Going by Tharoor’s ‘clarification’ in the press, what he says seems pretty logical. So what if he tried to use his influence to get Kochi an IPL ticket? Pray tell me what are Krish Srikkanth, N Srinivasan and other well-known faces doing in the IPL franchisees. Look at the manner in which the Indian T 20 team was selected for the World Cup. Didn’t the IPL owners have a say in selections? The selectors can go blue in the face protesting that selections were clean, but some of the choices did raise eyebrows. So, till it is proved in a court of law that Tharoor is a liar and a cheat, I am going to give him the benefit of doubt.

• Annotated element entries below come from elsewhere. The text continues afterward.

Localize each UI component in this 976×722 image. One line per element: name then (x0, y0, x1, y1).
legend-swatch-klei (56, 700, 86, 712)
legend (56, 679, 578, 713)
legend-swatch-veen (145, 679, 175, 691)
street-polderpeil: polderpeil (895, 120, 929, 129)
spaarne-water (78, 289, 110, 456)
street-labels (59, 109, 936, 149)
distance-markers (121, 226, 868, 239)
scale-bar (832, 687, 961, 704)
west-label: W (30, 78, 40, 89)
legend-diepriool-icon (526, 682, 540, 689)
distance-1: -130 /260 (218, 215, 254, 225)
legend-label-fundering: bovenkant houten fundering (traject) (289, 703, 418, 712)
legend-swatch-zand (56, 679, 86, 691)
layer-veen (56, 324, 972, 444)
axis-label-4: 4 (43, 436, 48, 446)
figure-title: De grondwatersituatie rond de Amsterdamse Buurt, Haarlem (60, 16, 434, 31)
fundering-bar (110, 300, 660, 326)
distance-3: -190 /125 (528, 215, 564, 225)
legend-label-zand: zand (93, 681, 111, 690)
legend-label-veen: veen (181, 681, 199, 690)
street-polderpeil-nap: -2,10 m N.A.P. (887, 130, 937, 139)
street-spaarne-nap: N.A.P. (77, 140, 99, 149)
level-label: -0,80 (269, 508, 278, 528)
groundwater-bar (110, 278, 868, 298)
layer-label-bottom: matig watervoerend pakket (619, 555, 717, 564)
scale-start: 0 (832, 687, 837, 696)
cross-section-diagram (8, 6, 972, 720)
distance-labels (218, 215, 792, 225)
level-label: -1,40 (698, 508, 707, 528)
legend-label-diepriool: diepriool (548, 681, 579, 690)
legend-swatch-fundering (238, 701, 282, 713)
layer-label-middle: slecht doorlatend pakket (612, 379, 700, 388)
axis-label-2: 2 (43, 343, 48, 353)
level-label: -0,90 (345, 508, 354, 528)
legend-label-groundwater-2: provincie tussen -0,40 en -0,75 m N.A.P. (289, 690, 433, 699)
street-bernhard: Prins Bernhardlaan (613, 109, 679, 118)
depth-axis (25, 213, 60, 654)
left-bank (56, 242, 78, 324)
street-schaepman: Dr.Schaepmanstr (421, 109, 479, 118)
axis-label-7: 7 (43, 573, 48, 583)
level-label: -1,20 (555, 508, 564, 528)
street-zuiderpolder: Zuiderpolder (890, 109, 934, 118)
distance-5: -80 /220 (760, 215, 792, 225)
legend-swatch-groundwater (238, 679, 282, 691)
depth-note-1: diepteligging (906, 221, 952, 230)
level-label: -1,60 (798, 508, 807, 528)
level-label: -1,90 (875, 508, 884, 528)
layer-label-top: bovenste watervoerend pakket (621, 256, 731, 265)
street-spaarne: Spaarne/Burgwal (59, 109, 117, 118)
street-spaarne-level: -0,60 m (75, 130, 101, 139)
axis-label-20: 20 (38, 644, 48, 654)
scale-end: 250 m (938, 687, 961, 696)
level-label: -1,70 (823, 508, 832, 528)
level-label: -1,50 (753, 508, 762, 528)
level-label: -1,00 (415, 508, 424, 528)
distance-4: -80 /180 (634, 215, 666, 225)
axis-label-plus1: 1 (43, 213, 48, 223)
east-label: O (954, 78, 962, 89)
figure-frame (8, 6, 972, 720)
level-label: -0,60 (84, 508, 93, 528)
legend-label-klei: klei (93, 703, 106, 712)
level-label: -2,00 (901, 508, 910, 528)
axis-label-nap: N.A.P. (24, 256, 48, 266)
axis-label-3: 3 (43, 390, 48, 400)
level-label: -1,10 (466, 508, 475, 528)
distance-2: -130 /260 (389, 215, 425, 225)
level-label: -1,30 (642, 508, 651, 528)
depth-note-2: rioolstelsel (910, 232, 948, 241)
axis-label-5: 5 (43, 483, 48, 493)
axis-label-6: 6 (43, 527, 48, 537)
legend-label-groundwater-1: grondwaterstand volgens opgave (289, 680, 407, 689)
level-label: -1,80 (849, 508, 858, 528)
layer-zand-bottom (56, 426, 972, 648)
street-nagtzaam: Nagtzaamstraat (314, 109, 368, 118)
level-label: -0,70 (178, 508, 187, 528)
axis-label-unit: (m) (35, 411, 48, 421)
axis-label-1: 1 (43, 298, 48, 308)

Somehow I’ve liked neither Mr Modi nor his lisping tongue from the time he appeared on the scene from his home state of Rajasthan. He bears a striking resemblance to Jagmohan Dalmiya (erstwhile head honcho of Indian cricket and in his time cricket’s most powerful administrator), if only for the manner in which he has made money for the Indian cricket board. The similarity ends there.

In spite of all of Jaggu’s dada’s sometimes dubious style of functioning, I admired him because he gave the impression that he put Indian cricket and its players above all else, when it came to taking on the establishment (Read ICC and its supporters among the White cricketing nations). No one dared to tangle with Dalmiya and even a person as mild mannered as John Wright said he was relieved that Dalmiya was at the helm when Mike Denness allegedly called Tendulkar a cheat in South Africa. Wright didn’t believe anyone else could have taken on the ICC and shown them their place. It was an incident that virtually threatened to split the cricket world. But Dalmiya refused to back down until Tendulkar was reinstated and cleared off the charges.

But Modi, somehow, looks the type who’ll sell Indian cricket to the highest bidder, which is what he has been doing successfully these past three seasons. He reminds me of Kaa the boa constrictor in Jungle Book. I can visualise him lisping his way through “Trust in me”. Would you trust Mr Modi?